Short-term Prediction of Mortgage Default

Master's Thesis, Slippery Rock University


Reference  
Title Short-term Prediction of Mortgage Default using Ensembled Machine Learning Models
Date July 2018
Link Research Gate
Author(s) Jesse Sealand

Abstract

The predictive abilities of machine learning models depend on the quality of the data on which they are trained. The model must be trained with data representative of the conditions of which future predicted events will occur, in order to be accurate and reliable. Current mortgage default models are typically predicted over a longer term than representative training data is available. The greatest number of mortgages default during the second year of the loan therefore we restrict our prediction window from the lifetime of the loan to just 12 months into the future. We see that this method is both effective and reliable but the caveat is that this method only becomes useful if the models are reusable. We will determine how reusing pretrained machine learning models, on new datasets, affects their predictive capabilities over time.

Conclusion

This method of using short term predictive models trained on annual datasets results in both high precision and high recall.
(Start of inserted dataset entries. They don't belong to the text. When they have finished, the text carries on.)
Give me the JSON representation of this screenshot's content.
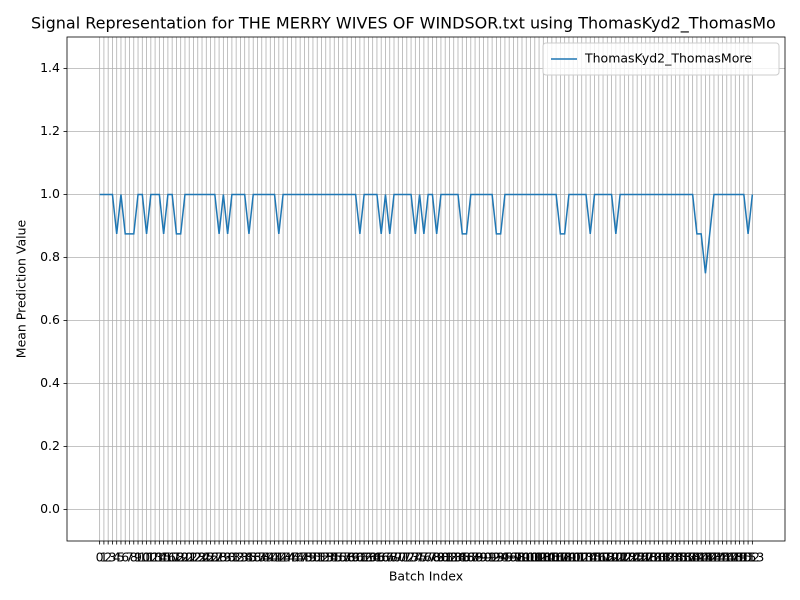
{
  "chart_data": {
    "type": "line",
    "title": "Signal Representation for THE MERRY WIVES OF WINDSOR.txt using ThomasKyd2_ThomasMo",
    "x_label": "Batch Index",
    "y_label": "Mean Prediction Value",
    "x": [
      0,
      1,
      2,
      3,
      4,
      5,
      6,
      7,
      8,
      9,
      10,
      11,
      12,
      13,
      14,
      15,
      16,
      17,
      18,
      19,
      20,
      21,
      22,
      23,
      24,
      25,
      26,
      27,
      28,
      29,
      30,
      31,
      32,
      33,
      34,
      35,
      36,
      37,
      38,
      39,
      40,
      41,
      42,
      43,
      44,
      45,
      46,
      47,
      48,
      49,
      50,
      51,
      52,
      53,
      54,
      55,
      56,
      57,
      58,
      59,
      60,
      61,
      62,
      63,
      64,
      65,
      66,
      67,
      68,
      69,
      70,
      71,
      72,
      73,
      74,
      75,
      76,
      77,
      78,
      79,
      80,
      81,
      82,
      83,
      84,
      85,
      86,
      87,
      88,
      89,
      90,
      91,
      92,
      93,
      94,
      95,
      96,
      97,
      98,
      99,
      100,
      101,
      102,
      103,
      104,
      105,
      106,
      107,
      108,
      109,
      110,
      111,
      112,
      113,
      114,
      115,
      116,
      117,
      118,
      119,
      120,
      121,
      122,
      123,
      124,
      125,
      126,
      127,
      128,
      129,
      130,
      131,
      132,
      133,
      134,
      135,
      136,
      137,
      138,
      139,
      140,
      141,
      142,
      143,
      144,
      145,
      146,
      147,
      148,
      149,
      150,
      151,
      152,
      153
    ],
    "series": [
      {
        "name": "ThomasKyd2_ThomasMore",
        "color": "#1f77b4",
        "values": [
          1,
          1,
          1,
          1,
          0.875,
          1,
          0.875,
          0.875,
          0.875,
          1,
          1,
          0.875,
          1,
          1,
          1,
          0.875,
          1,
          1,
          0.875,
          0.875,
          1,
          1,
          1,
          1,
          1,
          1,
          1,
          1,
          0.875,
          1,
          0.875,
          1,
          1,
          1,
          1,
          0.875,
          1,
          1,
          1,
          1,
          1,
          1,
          0.875,
          1,
          1,
          1,
          1,
          1,
          1,
          1,
          1,
          1,
          1,
          1,
          1,
          1,
          1,
          1,
          1,
          1,
          1,
          0.875,
          1,
          1,
          1,
          1,
          0.875,
          1,
          0.875,
          1,
          1,
          1,
          1,
          1,
          0.875,
          1,
          0.875,
          1,
          1,
          0.875,
          1,
          1,
          1,
          1,
          1,
          0.875,
          0.875,
          1,
          1,
          1,
          1,
          1,
          1,
          0.875,
          0.875,
          1,
          1,
          1,
          1,
          1,
          1,
          1,
          1,
          1,
          1,
          1,
          1,
          1,
          0.875,
          0.875,
          1,
          1,
          1,
          1,
          1,
          0.875,
          1,
          1,
          1,
          1,
          1,
          0.875,
          1,
          1,
          1,
          1,
          1,
          1,
          1,
          1,
          1,
          1,
          1,
          1,
          1,
          1,
          1,
          1,
          1,
          1,
          0.875,
          0.875,
          0.75,
          0.875,
          1,
          1,
          1,
          1,
          1,
          1,
          1,
          1,
          0.875,
          1
        ]
      }
    ],
    "xlim": [
      -7.65,
      160.65
    ],
    "xticks": [
      0,
      1,
      2,
      3,
      4,
      5,
      6,
      7,
      8,
      9,
      10,
      11,
      12,
      13,
      14,
      15,
      16,
      17,
      18,
      19,
      20,
      21,
      22,
      23,
      24,
      25,
      26,
      27,
      28,
      29,
      30,
      31,
      32,
      33,
      34,
      35,
      36,
      37,
      38,
      39,
      40,
      41,
      42,
      43,
      44,
      45,
      46,
      47,
      48,
      49,
      50,
      51,
      52,
      53,
      54,
      55,
      56,
      57,
      58,
      59,
      60,
      61,
      62,
      63,
      64,
      65,
      66,
      67,
      68,
      69,
      70,
      71,
      72,
      73,
      74,
      75,
      76,
      77,
      78,
      79,
      80,
      81,
      82,
      83,
      84,
      85,
      86,
      87,
      88,
      89,
      90,
      91,
      92,
      93,
      94,
      95,
      96,
      97,
      98,
      99,
      100,
      101,
      102,
      103,
      104,
      105,
      106,
      107,
      108,
      109,
      110,
      111,
      112,
      113,
      114,
      115,
      116,
      117,
      118,
      119,
      120,
      121,
      122,
      123,
      124,
      125,
      126,
      127,
      128,
      129,
      130,
      131,
      132,
      133,
      134,
      135,
      136,
      137,
      138,
      139,
      140,
      141,
      142,
      143,
      144,
      145,
      146,
      147,
      148,
      149,
      150,
      151,
      152,
      153
    ],
    "ylim": [
      -0.1,
      1.5
    ],
    "yticks": [
      {
        "value": 0,
        "label": "0.0"
      },
      0.2,
      0.4,
      0.6,
      0.8,
      {
        "value": 1,
        "label": "1.0"
      },
      1.2,
      1.4
    ],
    "grid": true,
    "legend": "upper right"
  }
}
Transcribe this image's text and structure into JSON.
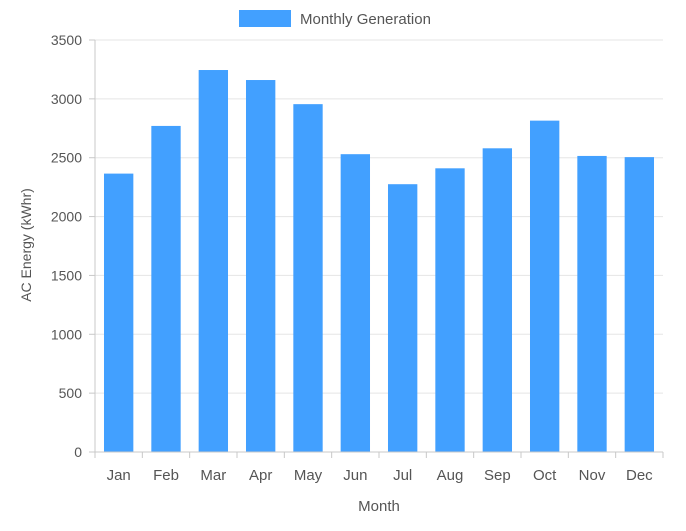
{
  "chart_data": {
    "type": "bar",
    "title": "",
    "xlabel": "Month",
    "ylabel": "AC Energy (kWhr)",
    "categories": [
      "Jan",
      "Feb",
      "Mar",
      "Apr",
      "May",
      "Jun",
      "Jul",
      "Aug",
      "Sep",
      "Oct",
      "Nov",
      "Dec"
    ],
    "series": [
      {
        "name": "Monthly Generation",
        "values": [
          2365,
          2770,
          3245,
          3160,
          2955,
          2530,
          2275,
          2410,
          2580,
          2815,
          2515,
          2505
        ]
      }
    ],
    "ylim": [
      0,
      3500
    ],
    "yticks": [
      0,
      500,
      1000,
      1500,
      2000,
      2500,
      3000,
      3500
    ],
    "grid": true,
    "legend": "top-center",
    "colors": {
      "bar": "#42a0ff",
      "grid": "#e5e5e5",
      "axis": "#c8c8c8",
      "text": "#555555"
    }
  }
}
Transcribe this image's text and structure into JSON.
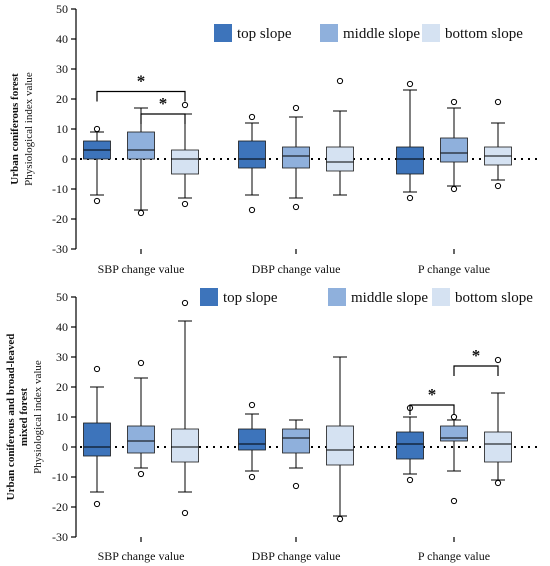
{
  "chart_data": [
    {
      "type": "box",
      "ylabel_lines": [
        "Urban coniferous forest",
        "Physiological index value"
      ],
      "ylim": [
        -30,
        50
      ],
      "yticks": [
        -30,
        -20,
        -10,
        0,
        10,
        20,
        30,
        40,
        50
      ],
      "legend": {
        "position": "top-right",
        "entries": [
          "top slope",
          "middle slope",
          "bottom slope"
        ]
      },
      "categories": [
        "SBP change value",
        "DBP change value",
        "P change value"
      ],
      "reference_line": 0,
      "series": [
        {
          "color": "#3d74bb",
          "boxes": [
            {
              "whisker_low": -12,
              "q1": 0,
              "median": 3,
              "q3": 6,
              "whisker_high": 9,
              "outliers": [
                10,
                -14
              ]
            },
            {
              "whisker_low": -12,
              "q1": -3,
              "median": 0,
              "q3": 6,
              "whisker_high": 12,
              "outliers": [
                14,
                -17
              ]
            },
            {
              "whisker_low": -11,
              "q1": -5,
              "median": 0,
              "q3": 4,
              "whisker_high": 23,
              "outliers": [
                25,
                -13
              ]
            }
          ]
        },
        {
          "color": "#8fb0dc",
          "boxes": [
            {
              "whisker_low": -17,
              "q1": 0,
              "median": 3,
              "q3": 9,
              "whisker_high": 17,
              "outliers": [
                -18
              ]
            },
            {
              "whisker_low": -13,
              "q1": -3,
              "median": 1,
              "q3": 4,
              "whisker_high": 14,
              "outliers": [
                17,
                -16
              ]
            },
            {
              "whisker_low": -9,
              "q1": -1,
              "median": 2,
              "q3": 7,
              "whisker_high": 17,
              "outliers": [
                19,
                -10
              ]
            }
          ]
        },
        {
          "color": "#d5e2f2",
          "boxes": [
            {
              "whisker_low": -13,
              "q1": -5,
              "median": 0,
              "q3": 3,
              "whisker_high": 15,
              "outliers": [
                18,
                -15
              ]
            },
            {
              "whisker_low": -12,
              "q1": -4,
              "median": -1,
              "q3": 4,
              "whisker_high": 16,
              "outliers": [
                26
              ]
            },
            {
              "whisker_low": -7,
              "q1": -2,
              "median": 1,
              "q3": 4,
              "whisker_high": 12,
              "outliers": [
                19,
                -9
              ]
            }
          ]
        }
      ],
      "significance": [
        {
          "category": 0,
          "from": 0,
          "to": 2,
          "y": 22.5,
          "label": "*"
        },
        {
          "category": 0,
          "from": 1,
          "to": 2,
          "y": 15,
          "label": "*"
        }
      ]
    },
    {
      "type": "box",
      "ylabel_lines": [
        "Urban coniferous and broad-leaved",
        "mixed forest",
        "Physiological index value"
      ],
      "ylim": [
        -30,
        50
      ],
      "yticks": [
        -30,
        -20,
        -10,
        0,
        10,
        20,
        30,
        40,
        50
      ],
      "legend": {
        "position": "top-right",
        "entries": [
          "top slope",
          "middle slope",
          "bottom slope"
        ]
      },
      "categories": [
        "SBP change value",
        "DBP change value",
        "P change value"
      ],
      "reference_line": 0,
      "series": [
        {
          "color": "#3d74bb",
          "boxes": [
            {
              "whisker_low": -15,
              "q1": -3,
              "median": 0,
              "q3": 8,
              "whisker_high": 20,
              "outliers": [
                26,
                -19
              ]
            },
            {
              "whisker_low": -8,
              "q1": -1,
              "median": 1,
              "q3": 6,
              "whisker_high": 11,
              "outliers": [
                14,
                -10
              ]
            },
            {
              "whisker_low": -9,
              "q1": -4,
              "median": 1,
              "q3": 5,
              "whisker_high": 10,
              "outliers": [
                13,
                -11
              ]
            }
          ]
        },
        {
          "color": "#8fb0dc",
          "boxes": [
            {
              "whisker_low": -7,
              "q1": -2,
              "median": 2,
              "q3": 7,
              "whisker_high": 23,
              "outliers": [
                28,
                -9
              ]
            },
            {
              "whisker_low": -7,
              "q1": -2,
              "median": 3,
              "q3": 6,
              "whisker_high": 9,
              "outliers": [
                -13
              ]
            },
            {
              "whisker_low": -8,
              "q1": 2,
              "median": 3,
              "q3": 7,
              "whisker_high": 9,
              "outliers": [
                10,
                -18
              ]
            }
          ]
        },
        {
          "color": "#d5e2f2",
          "boxes": [
            {
              "whisker_low": -15,
              "q1": -5,
              "median": 0,
              "q3": 6,
              "whisker_high": 42,
              "outliers": [
                48,
                -22
              ]
            },
            {
              "whisker_low": -23,
              "q1": -6,
              "median": -1,
              "q3": 7,
              "whisker_high": 30,
              "outliers": [
                -24
              ]
            },
            {
              "whisker_low": -11,
              "q1": -5,
              "median": 1,
              "q3": 5,
              "whisker_high": 18,
              "outliers": [
                29,
                -12
              ]
            }
          ]
        }
      ],
      "significance": [
        {
          "category": 2,
          "from": 0,
          "to": 1,
          "y": 14,
          "label": "*"
        },
        {
          "category": 2,
          "from": 1,
          "to": 2,
          "y": 27,
          "label": "*"
        }
      ]
    }
  ]
}
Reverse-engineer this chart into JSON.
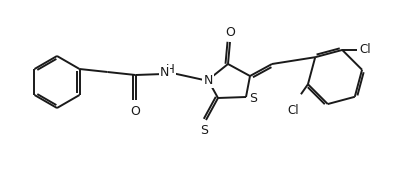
{
  "background_color": "#ffffff",
  "line_color": "#1a1a1a",
  "line_width": 1.4,
  "font_size": 8.5,
  "figsize": [
    4.06,
    1.8
  ],
  "dpi": 100,
  "xlim": [
    0,
    406
  ],
  "ylim": [
    0,
    180
  ]
}
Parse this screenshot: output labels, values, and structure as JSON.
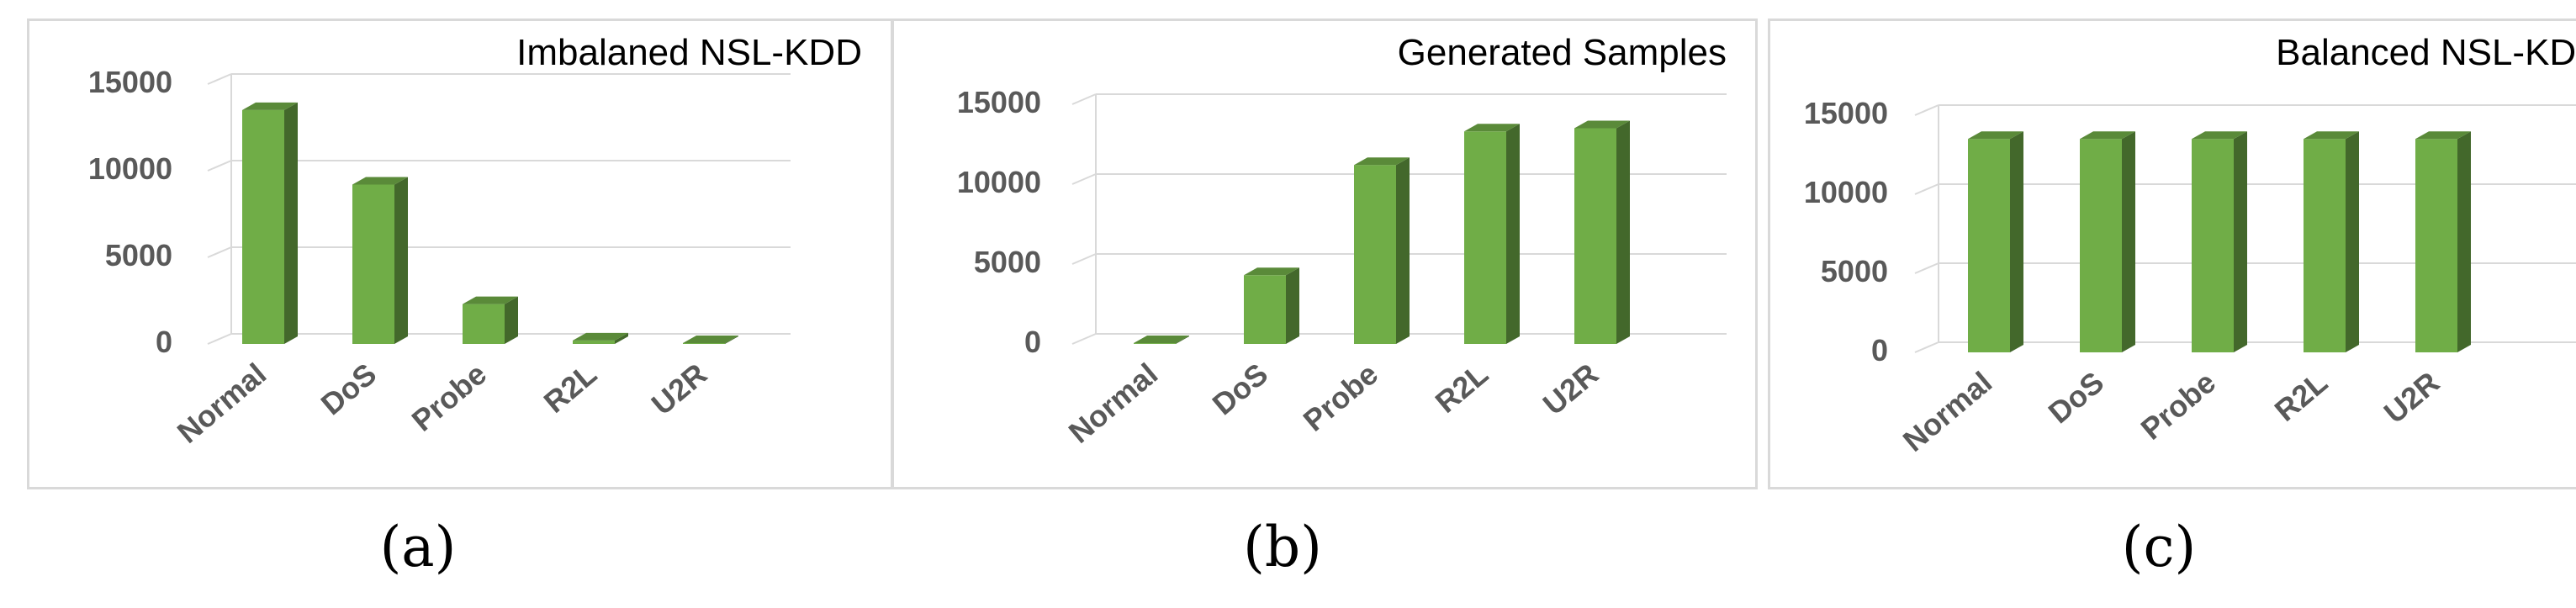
{
  "chart_data": [
    {
      "type": "bar",
      "title": "Imbalaned NSL-KDD",
      "caption": "(a)",
      "categories": [
        "Normal",
        "DoS",
        "Probe",
        "R2L",
        "U2R"
      ],
      "values": [
        13500,
        9200,
        2300,
        200,
        50
      ],
      "yticks": [
        "0",
        "5000",
        "10000",
        "15000"
      ],
      "ylim": [
        0,
        15000
      ],
      "grid": true,
      "bar_color": "#70ad47"
    },
    {
      "type": "bar",
      "title": "Generated Samples",
      "caption": "(b)",
      "categories": [
        "Normal",
        "DoS",
        "Probe",
        "R2L",
        "U2R"
      ],
      "values": [
        50,
        4300,
        11200,
        13300,
        13500
      ],
      "yticks": [
        "0",
        "5000",
        "10000",
        "15000"
      ],
      "ylim": [
        0,
        15000
      ],
      "grid": true,
      "bar_color": "#70ad47"
    },
    {
      "type": "bar",
      "title": "Balanced NSL-KDD",
      "caption": "(c)",
      "categories": [
        "Normal",
        "DoS",
        "Probe",
        "R2L",
        "U2R"
      ],
      "values": [
        13500,
        13500,
        13500,
        13500,
        13500
      ],
      "yticks": [
        "0",
        "5000",
        "10000",
        "15000"
      ],
      "ylim": [
        0,
        15000
      ],
      "grid": true,
      "bar_color": "#70ad47"
    }
  ]
}
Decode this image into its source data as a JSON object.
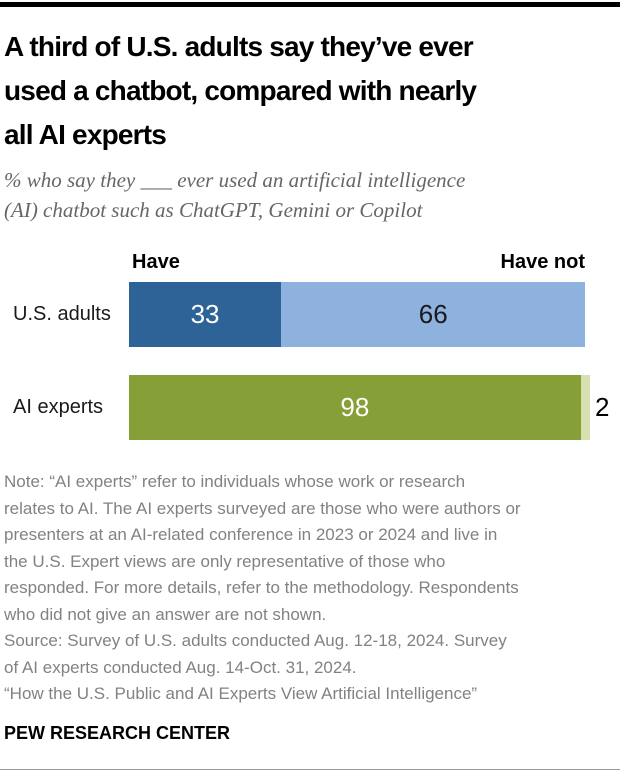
{
  "header": {
    "title_lines": [
      "A third of U.S. adults say they’ve ever",
      "used a chatbot, compared with nearly",
      "all AI experts"
    ],
    "subtitle_lines": [
      "% who say they ___ ever used an artificial intelligence",
      "(AI) chatbot such as ChatGPT, Gemini or Copilot"
    ]
  },
  "chart_data": {
    "type": "bar",
    "orientation": "horizontal",
    "stacked": true,
    "title": "A third of U.S. adults say they’ve ever used a chatbot, compared with nearly all AI experts",
    "subtitle": "% who say they ___ ever used an artificial intelligence (AI) chatbot such as ChatGPT, Gemini or Copilot",
    "series_labels": [
      "Have",
      "Have not"
    ],
    "categories": [
      "U.S. adults",
      "AI experts"
    ],
    "axis_range": [
      0,
      100
    ],
    "grid": false,
    "legend_position": "above-bars",
    "rows": [
      {
        "label": "U.S. adults",
        "segments": [
          {
            "name": "Have",
            "value": 33,
            "color": "#2d6396",
            "label_color": "#ffffff"
          },
          {
            "name": "Have not",
            "value": 66,
            "color": "#8eb1dd",
            "label_color": "#1a1a1a"
          }
        ]
      },
      {
        "label": "AI experts",
        "segments": [
          {
            "name": "Have",
            "value": 98,
            "color": "#869f36",
            "label_color": "#ffffff"
          },
          {
            "name": "Have not",
            "value": 2,
            "color": "#d8dfb1",
            "label_color": "#000000",
            "label_placement": "outside"
          }
        ]
      }
    ]
  },
  "notes": {
    "note_lines": [
      "Note: “AI experts” refer to individuals whose work or research",
      "relates to AI. The AI experts surveyed are those who were authors or",
      "presenters at an AI-related conference in 2023 or 2024 and live in",
      "the U.S. Expert views are only representative of those who",
      "responded. For more details, refer to the methodology. Respondents",
      "who did not give an answer are not shown.",
      "Source: Survey of U.S. adults conducted Aug. 12-18, 2024. Survey",
      "of AI experts conducted Aug. 14-Oct. 31, 2024.",
      "“How the U.S. Public and AI Experts View Artificial Intelligence”"
    ]
  },
  "brand": {
    "footer": "PEW RESEARCH CENTER"
  },
  "colors": {
    "have_us_adults": "#2d6396",
    "have_not_us_adults": "#8eb1dd",
    "have_ai_experts": "#869f36",
    "have_not_ai_experts": "#d8dfb1",
    "top_rule": "#000000",
    "bottom_rule": "#999999",
    "note_text": "#808285",
    "subtitle_text": "#666666"
  }
}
The best performing algorithms are a mix of boosting classifiers and ensembled decision trees with parameter optimization resulting in significant performance increases, especially for boosting algorithms. Model ensembling resulted in a few select cases with higher f1 scores than single models, where averaging class probabilities is a preferential method of combining class predictions. Ultimately, reusing pretrained models is shown to be useful in certain cases, but the effect of their predictive capabilities over time are either irregular or inconsistent.